Rapport de la Fédération Nationale de la Libre Pensée

La Constitution du 4 octobre 1958 dispose que la République française est démocratique, laïque et sociale. De surcroît, la loi du 9 décembre 1905, qui a une portée constitutionnelle, institue la séparation des Eglises et de l’Etat. Son article 2 prévoit que les collectivités publiques ne reconnaissent, ne salarient ni ne subventionnent aucun culte. Pourtant, les contribuables résidant en France assurent de mille façons le financement public des religions et des personnes morales de droit privé revendiquant une orientation confessionnelle. L’Eglise catholique est le principal bénéficiaire de cette manne publique.

Les aides consenties par l’Etat et les collectivités territoriales aux établissements privés d’enseignement constituent la première source de financement public des confessions religieuses. Il profite presqu’exclusivement à la secte romaine. Beaucoup moins importantes en valeur absolue, les sommes allouées aux cultes dans les départements de la Moselle, du Bas-Rhin et du Haut-Rhin, sur le fondement du Concordat de 1801, et dans les collectivités d’outre-mer, en application des décrets Mandel de 1939 et de la loi de 1828 édictée par Charles X, revêtent en revanche un contenu symbolique extrêmement fort. Enfin, les avantages fiscaux et sociaux et de nombreuses autres aides publiques alimentent par mille et un canaux l’escarcelle des religions.

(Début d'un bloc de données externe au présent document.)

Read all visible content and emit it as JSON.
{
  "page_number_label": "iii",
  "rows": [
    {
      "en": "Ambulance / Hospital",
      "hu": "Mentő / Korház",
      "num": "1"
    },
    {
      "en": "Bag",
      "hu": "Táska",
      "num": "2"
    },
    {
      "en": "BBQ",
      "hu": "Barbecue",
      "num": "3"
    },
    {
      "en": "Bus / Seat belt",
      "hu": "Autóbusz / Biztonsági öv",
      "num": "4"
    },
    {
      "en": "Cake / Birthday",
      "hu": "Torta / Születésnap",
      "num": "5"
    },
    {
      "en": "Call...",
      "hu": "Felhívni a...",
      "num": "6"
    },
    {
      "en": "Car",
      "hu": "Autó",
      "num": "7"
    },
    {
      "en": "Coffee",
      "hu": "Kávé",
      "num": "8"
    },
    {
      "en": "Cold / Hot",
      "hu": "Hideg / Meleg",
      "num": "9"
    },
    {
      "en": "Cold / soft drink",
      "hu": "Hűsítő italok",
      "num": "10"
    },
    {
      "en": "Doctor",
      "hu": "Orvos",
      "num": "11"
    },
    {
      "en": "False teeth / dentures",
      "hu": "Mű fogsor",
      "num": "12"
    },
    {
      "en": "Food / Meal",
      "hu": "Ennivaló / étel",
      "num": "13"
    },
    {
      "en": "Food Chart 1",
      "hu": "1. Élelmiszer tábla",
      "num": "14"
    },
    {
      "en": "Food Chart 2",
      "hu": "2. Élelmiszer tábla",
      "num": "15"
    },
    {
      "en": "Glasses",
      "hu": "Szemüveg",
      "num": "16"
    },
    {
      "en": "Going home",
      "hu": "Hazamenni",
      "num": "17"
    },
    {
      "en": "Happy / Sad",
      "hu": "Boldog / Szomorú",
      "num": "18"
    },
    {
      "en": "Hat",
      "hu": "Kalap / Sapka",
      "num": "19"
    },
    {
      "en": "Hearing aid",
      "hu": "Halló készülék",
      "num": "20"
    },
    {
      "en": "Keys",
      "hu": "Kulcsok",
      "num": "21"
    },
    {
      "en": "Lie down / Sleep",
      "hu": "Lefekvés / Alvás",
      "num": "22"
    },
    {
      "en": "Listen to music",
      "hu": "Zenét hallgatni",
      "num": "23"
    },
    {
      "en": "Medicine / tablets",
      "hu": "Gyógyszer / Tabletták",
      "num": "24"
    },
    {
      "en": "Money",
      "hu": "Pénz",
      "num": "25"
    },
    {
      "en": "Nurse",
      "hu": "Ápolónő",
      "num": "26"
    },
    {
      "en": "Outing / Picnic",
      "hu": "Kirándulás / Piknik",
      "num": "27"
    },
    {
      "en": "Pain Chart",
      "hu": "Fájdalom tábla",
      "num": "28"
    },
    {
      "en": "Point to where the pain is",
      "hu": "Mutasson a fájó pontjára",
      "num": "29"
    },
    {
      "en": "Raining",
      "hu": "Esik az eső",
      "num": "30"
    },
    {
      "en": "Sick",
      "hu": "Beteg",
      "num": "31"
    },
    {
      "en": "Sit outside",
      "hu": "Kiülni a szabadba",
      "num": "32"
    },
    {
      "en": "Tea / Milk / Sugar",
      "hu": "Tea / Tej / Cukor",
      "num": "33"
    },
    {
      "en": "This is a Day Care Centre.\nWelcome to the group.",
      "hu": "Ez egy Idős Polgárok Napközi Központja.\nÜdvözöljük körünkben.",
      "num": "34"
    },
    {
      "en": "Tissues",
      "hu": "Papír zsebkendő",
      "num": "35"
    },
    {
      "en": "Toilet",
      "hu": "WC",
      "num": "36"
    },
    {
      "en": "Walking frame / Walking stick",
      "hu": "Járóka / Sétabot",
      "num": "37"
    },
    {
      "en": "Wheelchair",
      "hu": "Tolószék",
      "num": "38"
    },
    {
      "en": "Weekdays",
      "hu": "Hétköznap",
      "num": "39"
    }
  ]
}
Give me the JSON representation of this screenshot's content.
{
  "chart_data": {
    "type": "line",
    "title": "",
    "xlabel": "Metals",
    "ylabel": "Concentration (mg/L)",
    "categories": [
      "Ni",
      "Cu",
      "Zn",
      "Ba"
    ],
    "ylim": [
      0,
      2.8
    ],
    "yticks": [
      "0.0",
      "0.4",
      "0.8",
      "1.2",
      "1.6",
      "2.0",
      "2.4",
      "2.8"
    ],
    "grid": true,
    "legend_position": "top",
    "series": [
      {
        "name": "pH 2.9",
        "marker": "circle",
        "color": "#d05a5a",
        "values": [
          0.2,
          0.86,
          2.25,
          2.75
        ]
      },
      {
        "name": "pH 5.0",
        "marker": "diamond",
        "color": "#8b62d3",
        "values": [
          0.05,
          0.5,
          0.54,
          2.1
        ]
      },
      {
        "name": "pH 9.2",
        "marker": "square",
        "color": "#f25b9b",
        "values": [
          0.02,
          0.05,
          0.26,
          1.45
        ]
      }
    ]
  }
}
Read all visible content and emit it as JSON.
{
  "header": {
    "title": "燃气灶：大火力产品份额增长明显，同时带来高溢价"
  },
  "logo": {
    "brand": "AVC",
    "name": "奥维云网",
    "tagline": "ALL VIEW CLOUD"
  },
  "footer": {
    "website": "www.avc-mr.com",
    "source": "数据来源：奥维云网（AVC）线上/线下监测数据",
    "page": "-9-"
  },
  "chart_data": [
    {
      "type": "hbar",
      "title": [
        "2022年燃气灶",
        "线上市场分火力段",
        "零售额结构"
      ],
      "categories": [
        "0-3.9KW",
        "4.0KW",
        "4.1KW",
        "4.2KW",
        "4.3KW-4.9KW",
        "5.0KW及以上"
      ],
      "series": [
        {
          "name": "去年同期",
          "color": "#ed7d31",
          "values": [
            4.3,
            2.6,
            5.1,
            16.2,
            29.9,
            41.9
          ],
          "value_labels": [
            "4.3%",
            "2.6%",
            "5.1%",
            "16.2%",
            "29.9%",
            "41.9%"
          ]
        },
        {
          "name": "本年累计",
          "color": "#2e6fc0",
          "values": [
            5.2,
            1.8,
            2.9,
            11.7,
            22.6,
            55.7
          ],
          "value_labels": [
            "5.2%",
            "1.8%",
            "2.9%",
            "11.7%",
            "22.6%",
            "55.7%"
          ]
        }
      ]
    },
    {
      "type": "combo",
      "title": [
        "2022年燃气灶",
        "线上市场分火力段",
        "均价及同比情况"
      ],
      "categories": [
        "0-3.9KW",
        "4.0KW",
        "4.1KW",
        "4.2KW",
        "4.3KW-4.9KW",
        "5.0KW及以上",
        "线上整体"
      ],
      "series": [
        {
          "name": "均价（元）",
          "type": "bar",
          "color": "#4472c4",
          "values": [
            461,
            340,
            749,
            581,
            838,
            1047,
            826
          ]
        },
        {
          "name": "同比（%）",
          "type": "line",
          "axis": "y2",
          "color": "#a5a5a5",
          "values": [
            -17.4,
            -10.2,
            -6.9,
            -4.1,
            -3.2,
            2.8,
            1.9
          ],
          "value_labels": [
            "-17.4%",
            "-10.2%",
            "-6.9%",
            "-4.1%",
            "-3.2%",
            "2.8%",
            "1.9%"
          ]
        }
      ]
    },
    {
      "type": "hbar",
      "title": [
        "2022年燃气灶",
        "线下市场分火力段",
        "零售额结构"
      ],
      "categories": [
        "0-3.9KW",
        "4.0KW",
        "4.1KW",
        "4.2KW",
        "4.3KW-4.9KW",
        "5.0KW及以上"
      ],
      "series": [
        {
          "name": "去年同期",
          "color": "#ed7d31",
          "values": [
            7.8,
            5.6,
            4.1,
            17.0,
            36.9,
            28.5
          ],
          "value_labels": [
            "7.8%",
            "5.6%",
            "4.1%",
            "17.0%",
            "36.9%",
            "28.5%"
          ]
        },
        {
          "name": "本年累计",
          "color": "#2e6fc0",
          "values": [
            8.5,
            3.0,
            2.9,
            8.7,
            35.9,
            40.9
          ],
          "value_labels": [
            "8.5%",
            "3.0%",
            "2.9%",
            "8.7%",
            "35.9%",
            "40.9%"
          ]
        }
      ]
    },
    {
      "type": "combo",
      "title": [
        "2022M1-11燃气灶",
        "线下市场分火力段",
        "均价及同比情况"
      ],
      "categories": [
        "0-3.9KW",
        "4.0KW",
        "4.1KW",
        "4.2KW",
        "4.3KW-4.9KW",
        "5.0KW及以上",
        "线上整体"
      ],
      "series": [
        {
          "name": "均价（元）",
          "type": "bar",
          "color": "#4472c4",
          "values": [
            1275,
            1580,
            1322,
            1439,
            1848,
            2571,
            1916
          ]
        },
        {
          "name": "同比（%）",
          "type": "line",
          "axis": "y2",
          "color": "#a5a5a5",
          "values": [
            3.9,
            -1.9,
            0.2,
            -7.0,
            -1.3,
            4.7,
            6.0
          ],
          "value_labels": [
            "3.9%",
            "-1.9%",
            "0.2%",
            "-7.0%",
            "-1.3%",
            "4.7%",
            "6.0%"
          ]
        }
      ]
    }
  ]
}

Les aides publiques aux établissements privés d’enseignement

a- L’enseignement privé général et technologique

Désormais insérée dans le code de l’éducation, la loi du 31 décembre 1959 modifiée assure l’essentiel du financement des quelque 8200 établissements privés d’enseignement sous contrat, presque tous catholiques, qui accueillent un peu plus de deux millions d’élèves, soit 17 % du total des effectifs scolarisés. L’Etat prend en charge le salaire des 140 000 professeurs exerçant dans ces écoles, collèges et lycées privés et leur alloue un forfait d’externat, décliné en une vingtaine de taux, destiné à prendre en charge les rémunérations des autres catégories de personnels, à l’exception des techniciens et ouvriers de service (TOS) dont les salaires sont couverts par un forfait mis à la charge des départements et des régions depuis le 1er janvier 2007, en application de la loi de décentralisation du 13 août 2004. En augmentation de 3,38 % par rapport à 2011, le programme 139 de la loi de finances initiale pour 2012 fixe à 7,1 milliards d’euros les engagements prévisionnels de l’Etat, dont 658 millions au titre du forfait d’externat qui s’élevait à plus de 800 millions d’euros en 2005. Cette diminution correspond à report de charge sur les départements et les régions au titre du forfait TOS qui peut donc être estimé à 150 millions d’euros au minimum. Alors que 16 000 postes sont supprimés dans l’enseignement public, l’Etat a consenti en 2012 quatre millions d’euros pour financer des emplois supplémentaires dans l’enseignement privé catholique.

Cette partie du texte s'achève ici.